Third, on the surface of their practice nothing has change – no more days or hours or team or size or space or doctors.  In fact, it’s the same doctor, owner, city, practice, even patients (in most cases).  The only thing that has changed is – the number!

How can this be?  Well, it’s because of one thing and one thing only.  They figured out how to grow the value of their treatment.

It goes beyond just figuring out how to fit more dentistry in your days (time value) or to make your people worth more through training, processes, systems, and structure (team value).  Ultimately, it hinges on what you are capable of creating diagnostically in order to make your entire practice worth more to you (treatment value.)

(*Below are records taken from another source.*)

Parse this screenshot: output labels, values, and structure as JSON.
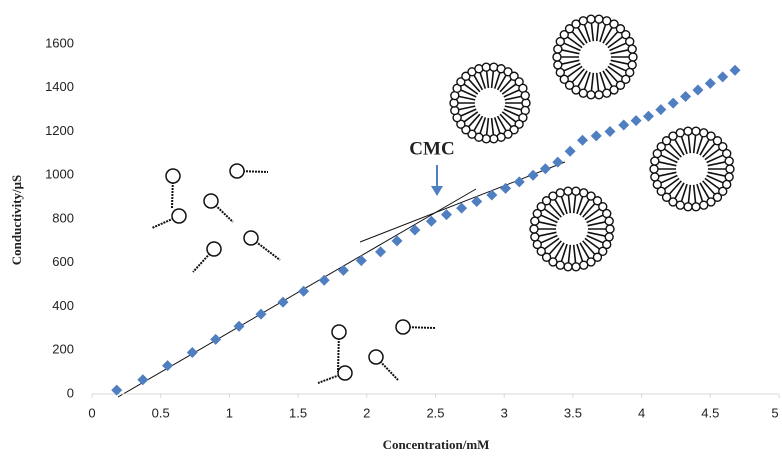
{
  "chart_data": {
    "type": "scatter",
    "x_label": "Concentration/mM",
    "y_label": "Conductivity/μS",
    "annotation": "CMC",
    "xlim": [
      0,
      5
    ],
    "xticks": [
      0,
      0.5,
      1,
      1.5,
      2,
      2.5,
      3,
      3.5,
      4,
      4.5,
      5
    ],
    "ylim": [
      0,
      1600
    ],
    "yticks": [
      0,
      200,
      400,
      600,
      800,
      1000,
      1200,
      1400,
      1600
    ],
    "series": [
      {
        "color": "#4f7fc0",
        "x": [
          0.18,
          0.37,
          0.55,
          0.73,
          0.9,
          1.07,
          1.23,
          1.39,
          1.54,
          1.69,
          1.83,
          1.96,
          2.1,
          2.22,
          2.35,
          2.47,
          2.58,
          2.69,
          2.8,
          2.91,
          3.01,
          3.11,
          3.21,
          3.3,
          3.39,
          3.48,
          3.57,
          3.67,
          3.77,
          3.87,
          3.96,
          4.05,
          4.14,
          4.23,
          4.32,
          4.41,
          4.5,
          4.59,
          4.68
        ],
        "values": [
          18,
          65,
          130,
          190,
          250,
          310,
          365,
          420,
          470,
          520,
          565,
          610,
          650,
          700,
          750,
          790,
          820,
          850,
          880,
          910,
          940,
          970,
          1000,
          1030,
          1060,
          1110,
          1160,
          1180,
          1200,
          1230,
          1250,
          1270,
          1300,
          1330,
          1360,
          1390,
          1420,
          1450,
          1480
        ]
      }
    ]
  }
}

Sometimes it’s the most obvious changes that are the hardest to do.  The switch my doctors flip from the ‘take what you can get’ mentality of insurance and patient decisions on the lowest common denominator to the ‘create what you want’ approach of orchestrating treatment building and stimulating case acceptance that makes your practice worth as much as you deserve.

To me, there is no more important and valuable topic than how to increase your treatment value.

We’re going to go through this in more detail in the coming weeks but in keeping with our theme of challenging the status quo – specifically with treatment everything from diagnosing, to patient engagement, to case building, to treatment planning, to phasing and sequencing of treatment, to your fees for big procedures and to everything in between – where are you still stuck in old thinking, what bad habits need to be broken, and what previous decisions need to be reevaluated on fresh data?

Then, after you work your way through all of that, the next questions are: what do you prefer now based on where you are in your career, who you are as a doctor, what should be changed to be more in alignment with your goals?  And don’t answer in terms of yesterday or even today’s but for tomorrow – where you are headed and where you want to be not where you are at or where you have been.

Question how you structure your fees… when was the last time they have been raised, should they be bundled, are you off on the time value comparison of what it takes and what you get for it?

Question how you use photographs and technology, the way you engage patients, how you deal with insurance, build cases, discuss treatment, and ultimately arrive at a clinical yes with your patients.

Question how you layout treatment plans, why can’t it be more per visit, should it be phased differently, maybe just paid in advanced, do you start with steps and stages or do you go all in on full mouth complete health vision and work backwards from there.

If you want to make your treatment more valuable to you, you have to make it more valuable to your patients.  In order to do that, you have to challenge the status quo not just of their expectations and how you educate them but how you are going to raise up their value and perspective of what you do, why it matters, and how it impacts their lives.

Done right you should have a lot of fun with all of this.  And we could go further into how long you schedule for visits, how you involve your assistants, and how to accelerate treatment to consolidate visits.

Of course, I’m the last one who believes in change just for the sake of change.  There are certainly tried and true principles that you should never break. 

We’ll pick up here next week and talk about a few of those foundational building blocks to your practice that if you ignore you are certain to be on your path to diminishing profits and increasing stress.

In the meantime, ponder where you might be stuck and ask yourself the tough questions.  Remember, no one ever achieved a goal that they didn’t question their current expectations by challenging the status quo first.